Post-divorce...there is a relief that comes with it. Cause the legalities are all tied up. The realization that it is all over so you have a new understanding and can accept it. You're broken, new, different. It's like you've been put in a machine and you come out a little stranger. Stronger. Wiser. A sense of innocence and naivete is lost. And yet -- you are ok. It's weird!!!
I do think the person who filed the divorce and ended the marriage formally/legally does not have the same "divorce experience" as the person who did not want the divorce and still wanted the marriage does. While I don't doubt the person who wanted out of the marriage grieves the loss and is hurt by it all and in pain, I don't think the grief/loss is the same as the spouse who had a divorce forced on them, or in other cases, the spouse who really wanted to stay married and never wanted a divorce.
That said, I don't believe one party is 100% at fault for the break down of a marriage.

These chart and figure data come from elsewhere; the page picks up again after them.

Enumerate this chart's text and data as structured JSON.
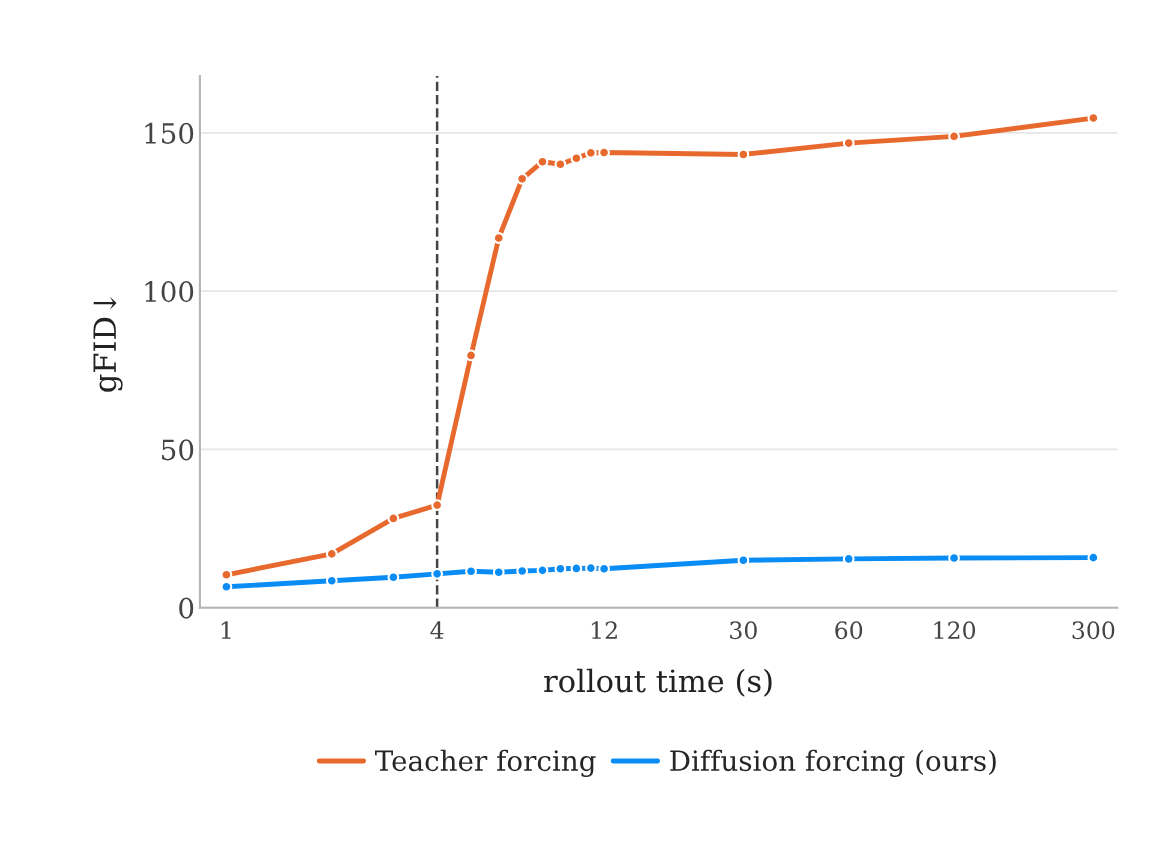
{
  "chart_data": {
    "type": "line",
    "xlabel": "rollout time (s)",
    "ylabel": "gFID↓",
    "log": "x",
    "xlim": [
      0.84,
      351
    ],
    "xticks": [
      1,
      4,
      12,
      30,
      60,
      120,
      300
    ],
    "ylim": [
      0,
      168
    ],
    "yticks": [
      0,
      50,
      100,
      150
    ],
    "grid": "y",
    "legend": "bottom",
    "marker": "circle",
    "line_style": "solid",
    "ref_lines": [
      {
        "axis": "x",
        "value": 4,
        "color": "#444444",
        "line_style": "dashed"
      }
    ],
    "series": [
      {
        "name": "Teacher forcing",
        "color": "#e8692e",
        "x": [
          1,
          2,
          3,
          4,
          5,
          6,
          7,
          8,
          9,
          10,
          11,
          12,
          30,
          60,
          120,
          300
        ],
        "values": [
          10.4,
          17.0,
          28.2,
          32.4,
          79.7,
          116.8,
          135.5,
          140.9,
          140.1,
          142.0,
          143.7,
          143.8,
          143.2,
          146.8,
          148.9,
          154.7
        ]
      },
      {
        "name": "Diffusion forcing (ours)",
        "color": "#0a8cf5",
        "x": [
          1,
          2,
          3,
          4,
          5,
          6,
          7,
          8,
          9,
          10,
          11,
          12,
          30,
          60,
          120,
          300
        ],
        "values": [
          6.6,
          8.5,
          9.6,
          10.7,
          11.5,
          11.2,
          11.6,
          11.8,
          12.3,
          12.4,
          12.5,
          12.3,
          15.0,
          15.4,
          15.7,
          15.8
        ]
      }
    ]
  }
}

It takes two. With that said, it only takes one to end a marriage.
Divorce changes you. Someone said it's like getting an amputation: you survive it, but there is less of you. It's like getting a tattoo you never wanted. But it's there now and you just have to go on live with it.
And with every day, you find a way to smile, move forward, wake up in the morning, brush your teeth, laugh at something funnyon the news, discover something new, have setbacks, cry, feel happy, you're somehow different but ok. You go through it. I don't believe time heals all wounds but time certainly makes it better.

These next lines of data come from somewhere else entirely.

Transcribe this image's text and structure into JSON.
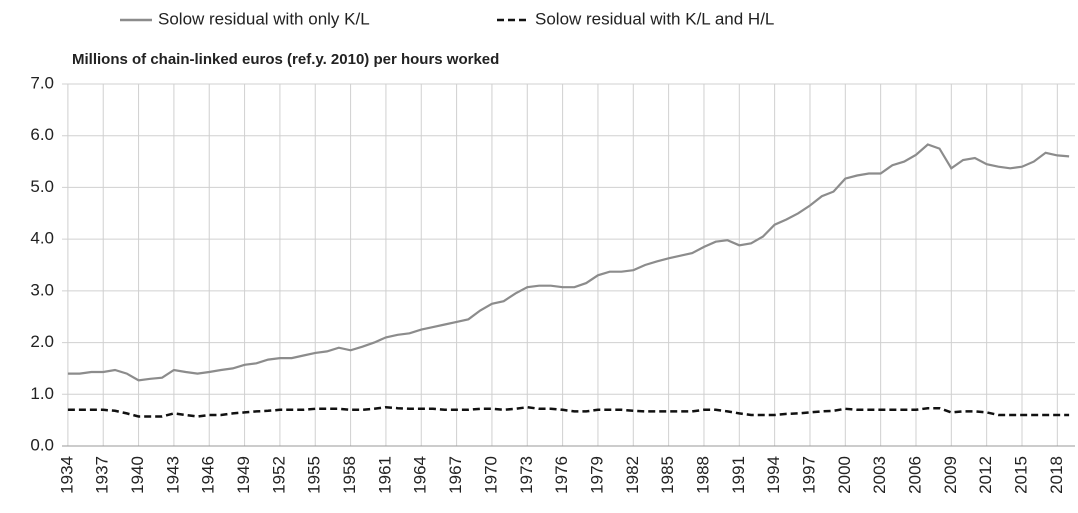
{
  "chart_data": {
    "type": "line",
    "title": "Millions of chain-linked euros (ref.y. 2010)  per hours worked",
    "categories": [
      "1934",
      null,
      null,
      "1937",
      null,
      null,
      "1940",
      null,
      null,
      "1943",
      null,
      null,
      "1946",
      null,
      null,
      "1949",
      null,
      null,
      "1952",
      null,
      null,
      "1955",
      null,
      null,
      "1958",
      null,
      null,
      "1961",
      null,
      null,
      "1964",
      null,
      null,
      "1967",
      null,
      null,
      "1970",
      null,
      null,
      "1973",
      null,
      null,
      "1976",
      null,
      null,
      "1979",
      null,
      null,
      "1982",
      null,
      null,
      "1985",
      null,
      null,
      "1988",
      null,
      null,
      "1991",
      null,
      null,
      "1994",
      null,
      null,
      "1997",
      null,
      null,
      "2000",
      null,
      null,
      "2003",
      null,
      null,
      "2006",
      null,
      null,
      "2009",
      null,
      null,
      "2012",
      null,
      null,
      "2015",
      null,
      null,
      "2018",
      null
    ],
    "series": [
      {
        "name": "Solow residual with only K/L",
        "color": "#8c8c8c",
        "dash": "solid",
        "values": [
          1.4,
          1.4,
          1.43,
          1.43,
          1.47,
          1.4,
          1.27,
          1.3,
          1.32,
          1.47,
          1.43,
          1.4,
          1.43,
          1.47,
          1.5,
          1.57,
          1.6,
          1.67,
          1.7,
          1.7,
          1.75,
          1.8,
          1.83,
          1.9,
          1.85,
          1.92,
          2.0,
          2.1,
          2.15,
          2.18,
          2.25,
          2.3,
          2.35,
          2.4,
          2.45,
          2.62,
          2.75,
          2.8,
          2.95,
          3.07,
          3.1,
          3.1,
          3.07,
          3.07,
          3.15,
          3.3,
          3.37,
          3.37,
          3.4,
          3.5,
          3.57,
          3.63,
          3.68,
          3.73,
          3.85,
          3.95,
          3.98,
          3.88,
          3.92,
          4.05,
          4.28,
          4.38,
          4.5,
          4.65,
          4.83,
          4.92,
          5.17,
          5.23,
          5.27,
          5.27,
          5.43,
          5.5,
          5.63,
          5.83,
          5.75,
          5.37,
          5.53,
          5.57,
          5.45,
          5.4,
          5.37,
          5.4,
          5.5,
          5.67,
          5.62,
          5.6
        ]
      },
      {
        "name": "Solow residual with K/L and H/L",
        "color": "#111111",
        "dash": "dashed",
        "values": [
          0.7,
          0.7,
          0.7,
          0.7,
          0.68,
          0.63,
          0.57,
          0.57,
          0.57,
          0.63,
          0.6,
          0.57,
          0.6,
          0.6,
          0.63,
          0.65,
          0.67,
          0.68,
          0.7,
          0.7,
          0.7,
          0.72,
          0.72,
          0.72,
          0.7,
          0.7,
          0.72,
          0.75,
          0.73,
          0.72,
          0.72,
          0.72,
          0.7,
          0.7,
          0.7,
          0.72,
          0.72,
          0.7,
          0.72,
          0.75,
          0.72,
          0.72,
          0.7,
          0.67,
          0.67,
          0.7,
          0.7,
          0.7,
          0.68,
          0.67,
          0.67,
          0.67,
          0.67,
          0.67,
          0.7,
          0.7,
          0.67,
          0.63,
          0.6,
          0.6,
          0.6,
          0.62,
          0.63,
          0.65,
          0.67,
          0.68,
          0.72,
          0.7,
          0.7,
          0.7,
          0.7,
          0.7,
          0.7,
          0.73,
          0.73,
          0.65,
          0.67,
          0.67,
          0.65,
          0.6,
          0.6,
          0.6,
          0.6,
          0.6,
          0.6,
          0.6
        ]
      }
    ],
    "ylim": [
      0,
      7
    ],
    "yticks": [
      {
        "value": 0,
        "label": "0.0"
      },
      {
        "value": 1,
        "label": "1.0"
      },
      {
        "value": 2,
        "label": "2.0"
      },
      {
        "value": 3,
        "label": "3.0"
      },
      {
        "value": 4,
        "label": "4.0"
      },
      {
        "value": 5,
        "label": "5.0"
      },
      {
        "value": 6,
        "label": "6.0"
      },
      {
        "value": 7,
        "label": "7.0"
      }
    ],
    "grid": true
  }
}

I do not want a divorce but I am the one filing. I feel I have no other option. My H, although he has told me he loves me, still says he refuses to give up "just a friend". I know it is not right nor fair for me to stay in this marriage.

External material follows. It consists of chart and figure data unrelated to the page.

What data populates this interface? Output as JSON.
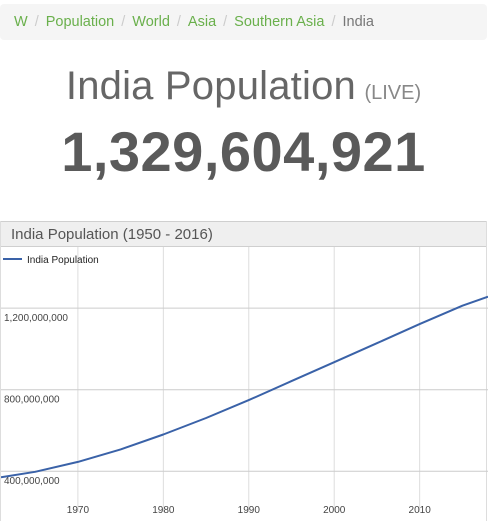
{
  "breadcrumb": {
    "items": [
      {
        "label": "W",
        "link": true
      },
      {
        "label": "Population",
        "link": true
      },
      {
        "label": "World",
        "link": true
      },
      {
        "label": "Asia",
        "link": true
      },
      {
        "label": "Southern Asia",
        "link": true
      },
      {
        "label": "India",
        "link": false
      }
    ],
    "separator": "/"
  },
  "header": {
    "title": "India Population",
    "live_tag": "(LIVE)",
    "counter": "1,329,604,921"
  },
  "chart": {
    "panel_title": "India Population (1950 - 2016)"
  },
  "colors": {
    "link": "#6ab04c",
    "line": "#3a62a8",
    "grid": "#dddddd"
  },
  "chart_data": {
    "type": "line",
    "title": "India Population (1950 - 2016)",
    "legend_position": "top-left",
    "grid": true,
    "xlim": [
      1961,
      2018
    ],
    "ylim": [
      200000000,
      1500000000
    ],
    "x_ticks": [
      1970,
      1980,
      1990,
      2000,
      2010
    ],
    "x_tick_labels": [
      "1970",
      "1980",
      "1990",
      "2000",
      "2010"
    ],
    "y_ticks": [
      400000000,
      800000000,
      1200000000
    ],
    "y_tick_labels": [
      "400,000,000",
      "800,000,000",
      "1,200,000,000"
    ],
    "series": [
      {
        "name": "India Population",
        "color": "#3a62a8",
        "x": [
          1961,
          1965,
          1970,
          1975,
          1980,
          1985,
          1990,
          1995,
          2000,
          2005,
          2010,
          2015,
          2018
        ],
        "y": [
          370000000,
          397000000,
          446000000,
          507000000,
          580000000,
          661000000,
          749000000,
          842000000,
          935000000,
          1028000000,
          1122000000,
          1212000000,
          1256000000
        ]
      }
    ]
  }
}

Well in your case, you don't want the divorce but he's giving you the only other option of ... "stay with me while I carry on w/ someone else."
You deserve more.
So yes, there are those divorces, too: where it's either get a divorce or live in an open marriage w/ someone who keeps treating you like dirt. It's still an unwanted divorce.. it's not like you don't want the marriage, it's just that if you stay in that type of marriage, you don't get a full committment.
You H is a piece of work, Apple. And my bet is, as long as you do nothing (i.e. stay in a marraige w/ him), he's going to stay the same. He's already made it painfully clear he wants the affair AND you. That is nuts.
Yeah, he is a piece of work. This past Friday he was hugging me, kissing me, he brought me flowers, was telling me he loves me, he made love to me and the very next day he was back to wanting the divorce again. And as of present, he is seemingly very anxious to get moving on with the divorce.
I'm a bit further on. Didn't want the divorce but no remorse and no commitment mean I had no choice. It dies get easier, you go through the ups and downs but they become further apart. Posted via Mobile Device
Please stop sleeping with him, Apple. He lost that privilege with you since he won't end the affair. NO MORE. AND FOR THE LOVE OF the stars, get tested for STDs!
I'm a bit further on. Didn't want the divorce but no remorse and no commitment mean I had no choice. It dies get easier, you go through the ups and downs but they become further apart. Posted via Mobile Device
Mine has no remorse or regret either. he said sorry as if it was scripted. There was nothing genuine about it. He expects me to live with him and co-habitate with him as if we are on good terms with each other. Bt yet, he wants to take off with "just a friend" every night.
Please stop sleeping with him, Apple. He lost that privilege with you since he won't end the affair. NO MORE. AND FOR THE LOVE OF the stars, get tested for STDs!
You're right Jellybeans. I need to find the strength in me to stand up to him.
Oh, and my car broke down a few days ago. It should be fixed by tomorrow but my H is off work today. He offered to take me to work and pick me but I declined. I borrowed my sisters car instead. It's hard being around him, so I try to avoid him.